As recently as the 1970s, bushfire experts expected a serious blaze causing loss of life or major property damage about once every seven years.

But warmer weather linked to global climate change and a spate of big fires in recent years is convincing experts of an altered pattern, and has triggered intensive efforts to meet the threat.

“There is a clear trend — hotter weather in Australia, more frequent bushfire seasons, more frequent serious bushfire incidents,” said Kevin O’Loughlin, chief executive of the Bushfire Cooperative Research Centre.

Last year was Australia’s hottest year, the Bureau of Meteorology said this week, blaming global warming as the most likely explanation.

At least three serious fires raged over southern Australia over the past five years, gutting more than 530 homes in Canberra, killing nine people in South Australia and destroying an area nearly three times the size of Britain.

Fires broke out across southeastern Australia last weekend as temperatures in some areas rose above 44 degrees Celsius (111 F).

“If you compare that with 30 or 40 years ago, that’s a major shift in the frequency and intensity of bushfire seasons,” said O’Loughlin.

To combat the increased threat, firefighters and government agencies are studying issues ranging from arson, cities expanding into bushland fringes, the movement of city dwellers to the country, national park management and how to build safer homes.


Best estimates suggested up to half of all bushfires were deliberately lit, said Matthew Willis, research analyst at the Australian Institute of Criminology, although the figure could be much higher near urban areas.

While many fires were started by children or vandals, these were often small and quickly brought under control. Serial arsonists lit fewer fires but were likely to cause more damage.

“People who go out and put effort into lighting fires do often show quite a lot of knowledge about what they are doing,” said Willis, pointing to the use of incendiary devices.

Profiling aims to help police track down arsonists, and suggested firelighters — almost always males — are looking for excitement, craving attention or recognition or expressing anger.

Police in several Australian states have started to monitor known arsonists over the bushfire season, while jail sentences have been increased in recent years for offenders.

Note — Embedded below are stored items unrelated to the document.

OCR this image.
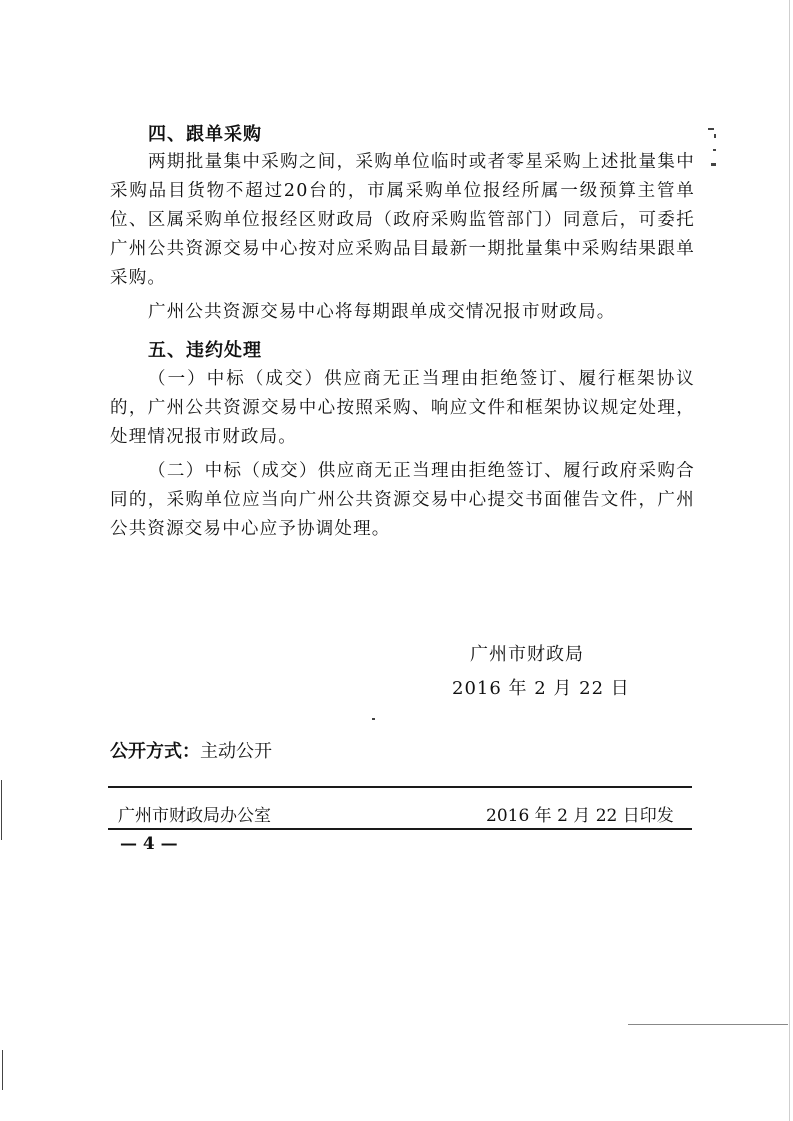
四、跟单采购

两期批量集中采购之间，采购单位临时或者零星采购上述批量集中采购品目货物不超过20台的，市属采购单位报经所属一级预算主管单位、区属采购单位报经区财政局（政府采购监管部门）同意后，可委托广州公共资源交易中心按对应采购品目最新一期批量集中采购结果跟单采购。

广州公共资源交易中心将每期跟单成交情况报市财政局。

五、违约处理

（一）中标（成交）供应商无正当理由拒绝签订、履行框架协议的，广州公共资源交易中心按照采购、响应文件和框架协议规定处理，处理情况报市财政局。

（二）中标（成交）供应商无正当理由拒绝签订、履行政府采购合同的，采购单位应当向广州公共资源交易中心提交书面催告文件，广州公共资源交易中心应予协调处理。

广州市财政局
2016 年 2 月 22 日
公开方式：主动公开
广州市财政局办公室	2016 年 2 月 22 日印发
— 4 —
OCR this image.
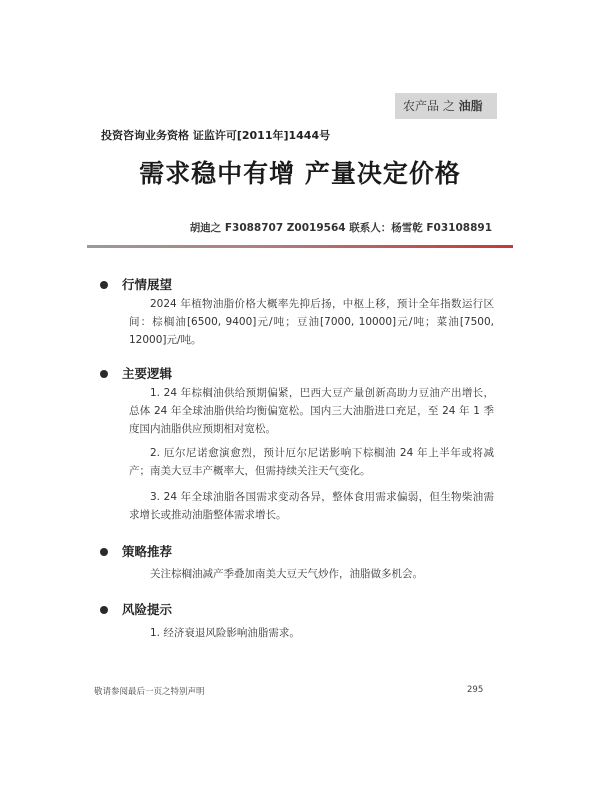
农产品 之 油脂
投资咨询业务资格 证监许可[2011年]1444号
需求稳中有增 产量决定价格
胡迪之 F3088707 Z0019564 联系人：杨雪乾 F03108891
行情展望
2024 年植物油脂价格大概率先抑后扬，中枢上移，预计全年指数运行区间：棕榈油[6500, 9400]元/吨；豆油[7000, 10000]元/吨；菜油[7500, 12000]元/吨。
主要逻辑
1. 24 年棕榈油供给预期偏紧，巴西大豆产量创新高助力豆油产出增长，总体 24 年全球油脂供给均衡偏宽松。国内三大油脂进口充足，至 24 年 1 季度国内油脂供应预期相对宽松。
2. 厄尔尼诺愈演愈烈，预计厄尔尼诺影响下棕榈油 24 年上半年或将减产；南美大豆丰产概率大，但需持续关注天气变化。
3. 24 年全球油脂各国需求变动各异，整体食用需求偏弱，但生物柴油需求增长或推动油脂整体需求增长。
策略推荐
关注棕榈油减产季叠加南美大豆天气炒作，油脂做多机会。
风险提示
1. 经济衰退风险影响油脂需求。
敬请参阅最后一页之特别声明	295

“If you can increase the likelihood of people being caught that certainly works as a deterrent, together with increased penalties,” said Willis.

National park management is a major issue, pitting environmentalists, who want to keep parks pristine, against those urging controlled burn-offs to keep down undergrowth.

Even an ageing population has implications for bushfires.

“It’s got issues about the ability of people to defend themselves, it’s got issues about the number of able-bodied volunteers who are able to contribute to firefighting,” said O’Loughlin.